Si on n'avait pas fait cette activité, on se serait dirigé tout droit vers un redressement judiciaire inévitable. Il faut savoir s'adapter, investir en matériel et créer le miracle. Aujourd'hui, la pandémie, c'est une réalité. En tant que chef d'entreprise, il faut savoir faire la bonne équation.
Olivier Wéry, directeur TSC Angecourt. Ardennes


"C'est une production française, un circuit-court. On peut fabriquer dans les Ardennes" ajoute Olivier Wéry. Une production non délocalisable, un savoir-faire et des compétences qui se trouvent sur le territoire ardennais.
 


Des astuces contre le virus

Les bonnes idées de reconversion ont traversé les campagnes. On commence à s'intéresser à ces entrepreneurs inventifs dont les carnets de commandes sont insolemment bien remplis.
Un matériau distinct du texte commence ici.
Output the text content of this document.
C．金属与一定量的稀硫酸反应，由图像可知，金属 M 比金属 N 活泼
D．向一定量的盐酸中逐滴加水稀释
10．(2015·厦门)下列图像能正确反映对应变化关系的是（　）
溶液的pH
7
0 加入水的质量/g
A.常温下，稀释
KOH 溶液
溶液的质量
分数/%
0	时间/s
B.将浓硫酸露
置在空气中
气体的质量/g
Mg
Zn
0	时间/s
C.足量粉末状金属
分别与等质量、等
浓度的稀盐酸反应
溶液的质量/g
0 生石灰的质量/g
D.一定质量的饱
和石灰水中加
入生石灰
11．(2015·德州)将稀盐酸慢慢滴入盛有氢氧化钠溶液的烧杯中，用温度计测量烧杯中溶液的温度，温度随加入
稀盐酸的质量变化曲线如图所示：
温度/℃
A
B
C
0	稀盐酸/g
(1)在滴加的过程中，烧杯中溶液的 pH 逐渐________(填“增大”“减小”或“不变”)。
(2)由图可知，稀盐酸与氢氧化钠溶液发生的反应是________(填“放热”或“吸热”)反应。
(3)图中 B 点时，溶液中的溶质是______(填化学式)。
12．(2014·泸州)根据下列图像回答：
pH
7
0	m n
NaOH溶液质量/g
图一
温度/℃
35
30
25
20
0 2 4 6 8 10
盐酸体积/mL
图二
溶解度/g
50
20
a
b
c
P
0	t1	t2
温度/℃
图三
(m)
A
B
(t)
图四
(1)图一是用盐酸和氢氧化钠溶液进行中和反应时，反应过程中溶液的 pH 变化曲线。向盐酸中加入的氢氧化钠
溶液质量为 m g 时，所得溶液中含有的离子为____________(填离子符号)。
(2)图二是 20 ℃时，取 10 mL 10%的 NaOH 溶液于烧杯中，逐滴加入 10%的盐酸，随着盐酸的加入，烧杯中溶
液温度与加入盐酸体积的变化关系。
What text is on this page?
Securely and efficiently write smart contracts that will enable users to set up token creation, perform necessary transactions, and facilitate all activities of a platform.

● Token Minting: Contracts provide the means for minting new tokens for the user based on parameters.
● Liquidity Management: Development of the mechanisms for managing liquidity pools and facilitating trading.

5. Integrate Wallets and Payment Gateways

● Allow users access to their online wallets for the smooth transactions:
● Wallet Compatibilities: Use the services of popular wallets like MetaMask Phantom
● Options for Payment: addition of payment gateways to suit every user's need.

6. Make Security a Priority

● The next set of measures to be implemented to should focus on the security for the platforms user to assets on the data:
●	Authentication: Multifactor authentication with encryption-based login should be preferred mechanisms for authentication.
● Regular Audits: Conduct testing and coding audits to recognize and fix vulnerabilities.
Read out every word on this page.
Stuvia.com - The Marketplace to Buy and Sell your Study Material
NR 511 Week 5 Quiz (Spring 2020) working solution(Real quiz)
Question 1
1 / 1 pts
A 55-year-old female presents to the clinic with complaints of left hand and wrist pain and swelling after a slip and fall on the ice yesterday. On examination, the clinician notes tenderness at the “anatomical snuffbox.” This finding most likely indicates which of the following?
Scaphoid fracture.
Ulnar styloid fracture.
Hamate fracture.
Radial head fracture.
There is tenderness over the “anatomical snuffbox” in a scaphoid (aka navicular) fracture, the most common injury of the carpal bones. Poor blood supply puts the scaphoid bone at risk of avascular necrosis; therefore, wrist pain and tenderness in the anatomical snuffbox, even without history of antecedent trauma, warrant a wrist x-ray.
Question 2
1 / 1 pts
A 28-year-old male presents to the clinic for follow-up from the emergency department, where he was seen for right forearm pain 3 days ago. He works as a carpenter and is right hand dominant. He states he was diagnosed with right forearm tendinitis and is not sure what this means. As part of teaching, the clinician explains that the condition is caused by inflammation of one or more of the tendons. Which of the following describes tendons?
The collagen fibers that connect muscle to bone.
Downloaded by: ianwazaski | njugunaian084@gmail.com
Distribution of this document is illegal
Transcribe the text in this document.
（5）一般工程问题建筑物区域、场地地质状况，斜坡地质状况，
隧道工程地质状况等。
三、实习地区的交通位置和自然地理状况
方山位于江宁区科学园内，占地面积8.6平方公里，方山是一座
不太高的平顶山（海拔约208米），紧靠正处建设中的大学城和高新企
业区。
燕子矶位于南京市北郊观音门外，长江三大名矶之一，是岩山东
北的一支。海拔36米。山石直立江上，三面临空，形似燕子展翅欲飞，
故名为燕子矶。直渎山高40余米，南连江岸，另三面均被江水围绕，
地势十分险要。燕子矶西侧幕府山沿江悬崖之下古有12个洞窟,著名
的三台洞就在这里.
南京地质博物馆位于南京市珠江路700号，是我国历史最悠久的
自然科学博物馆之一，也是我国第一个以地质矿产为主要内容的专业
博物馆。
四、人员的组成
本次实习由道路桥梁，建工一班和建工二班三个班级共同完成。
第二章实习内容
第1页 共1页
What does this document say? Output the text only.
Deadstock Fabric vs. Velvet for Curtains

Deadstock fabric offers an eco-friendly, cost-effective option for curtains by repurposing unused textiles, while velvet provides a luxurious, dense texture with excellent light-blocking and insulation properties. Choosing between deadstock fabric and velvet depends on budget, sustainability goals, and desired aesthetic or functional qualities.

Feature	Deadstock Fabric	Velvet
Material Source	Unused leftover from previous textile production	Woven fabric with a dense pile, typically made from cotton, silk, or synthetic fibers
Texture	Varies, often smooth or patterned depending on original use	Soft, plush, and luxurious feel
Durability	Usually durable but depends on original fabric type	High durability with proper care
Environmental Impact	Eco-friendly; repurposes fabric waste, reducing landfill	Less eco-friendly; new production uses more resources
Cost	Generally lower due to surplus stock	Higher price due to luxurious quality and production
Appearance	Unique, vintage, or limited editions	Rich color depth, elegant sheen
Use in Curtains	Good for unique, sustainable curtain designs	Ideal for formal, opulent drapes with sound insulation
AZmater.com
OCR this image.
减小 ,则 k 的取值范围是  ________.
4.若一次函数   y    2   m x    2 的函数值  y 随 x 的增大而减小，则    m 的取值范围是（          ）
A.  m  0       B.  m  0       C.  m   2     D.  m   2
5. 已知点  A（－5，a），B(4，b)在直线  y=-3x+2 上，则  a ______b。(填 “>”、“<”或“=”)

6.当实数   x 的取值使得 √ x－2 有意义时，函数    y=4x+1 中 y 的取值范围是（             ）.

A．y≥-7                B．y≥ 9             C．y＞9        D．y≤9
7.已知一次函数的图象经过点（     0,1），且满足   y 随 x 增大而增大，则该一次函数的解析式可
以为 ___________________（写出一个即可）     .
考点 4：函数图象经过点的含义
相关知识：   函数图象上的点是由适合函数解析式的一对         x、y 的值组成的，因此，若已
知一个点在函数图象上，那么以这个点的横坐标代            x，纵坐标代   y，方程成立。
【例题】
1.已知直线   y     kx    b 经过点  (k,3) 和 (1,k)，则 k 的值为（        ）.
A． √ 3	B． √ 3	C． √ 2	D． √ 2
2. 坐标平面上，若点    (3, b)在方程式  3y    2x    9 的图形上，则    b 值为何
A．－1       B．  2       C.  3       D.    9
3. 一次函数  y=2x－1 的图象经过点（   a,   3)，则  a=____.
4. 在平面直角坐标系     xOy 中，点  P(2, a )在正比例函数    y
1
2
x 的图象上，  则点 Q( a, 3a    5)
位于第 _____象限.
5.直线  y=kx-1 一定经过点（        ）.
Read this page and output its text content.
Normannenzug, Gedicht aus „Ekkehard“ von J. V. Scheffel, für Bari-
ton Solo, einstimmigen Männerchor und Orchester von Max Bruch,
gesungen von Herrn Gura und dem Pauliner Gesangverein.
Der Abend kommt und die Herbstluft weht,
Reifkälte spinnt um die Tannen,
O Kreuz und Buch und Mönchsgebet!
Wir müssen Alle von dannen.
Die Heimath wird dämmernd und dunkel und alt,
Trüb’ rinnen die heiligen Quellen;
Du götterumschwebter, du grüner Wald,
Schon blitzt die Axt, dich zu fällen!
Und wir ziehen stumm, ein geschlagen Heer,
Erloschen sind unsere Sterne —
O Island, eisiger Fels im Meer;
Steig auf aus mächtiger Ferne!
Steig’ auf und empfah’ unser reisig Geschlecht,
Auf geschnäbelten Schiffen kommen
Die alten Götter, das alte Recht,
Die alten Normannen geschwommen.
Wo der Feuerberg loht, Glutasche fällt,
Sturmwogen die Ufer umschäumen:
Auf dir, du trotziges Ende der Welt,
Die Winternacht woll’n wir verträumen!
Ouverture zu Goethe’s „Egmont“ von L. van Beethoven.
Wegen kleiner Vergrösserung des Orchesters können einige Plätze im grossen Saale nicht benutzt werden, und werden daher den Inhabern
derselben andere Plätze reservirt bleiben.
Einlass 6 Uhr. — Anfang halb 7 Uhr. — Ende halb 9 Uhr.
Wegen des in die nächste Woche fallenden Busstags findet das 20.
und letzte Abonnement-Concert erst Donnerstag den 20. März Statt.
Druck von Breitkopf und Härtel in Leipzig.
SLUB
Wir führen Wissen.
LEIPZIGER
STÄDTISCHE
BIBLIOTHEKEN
A Mouzon, la ville voisine, l'entreprise Arden Plast, spécialisée dans les solutions spécifiques de protection et d'emballage, a soif, elle aussi, de réussite. Ces concepteurs et fabricants de boîtes en tout genre semi-rigides, pliables, réutilisables et recyclables, ont également bousculé leurs habitudes.
 
Trois formats de séparateurs de postes de travail sont désormais fabriqués chez Arden Plast à Mouzon dans les Ardennes
Trois formats de séparateurs de postes de travail sont désormais fabriqués chez Arden Plast à Mouzon dans les Ardennes © Daniel Samulczyk / France Télévision

Désormais, en ces temps de léthargie commerciale, ce sont des kits de séparation de postes de travail qui sortent des ateliers. Des cloisons en quelque sorte. Une belle idée pour revaloriser la matière première de leur stock et offrir au passage, une protection anti-covid-19.

Cette production complémentaire et bienvenue ne remplace pas la perte du chiffre d'affaires, mais prouve, une fois de plus, qu'il est possible de retrouver de l'activité durant cette période incertaine. Cette entreprise tente de nouvelles expériences innovantes, en attendant la reprise du travail pour tous. Voilà trois beaux exemples de reconversion en temps de crise que l'Etat a voulu saluer. Le préfet des Ardennes a visité les trois sites et a tenu à saluer ces initiatives.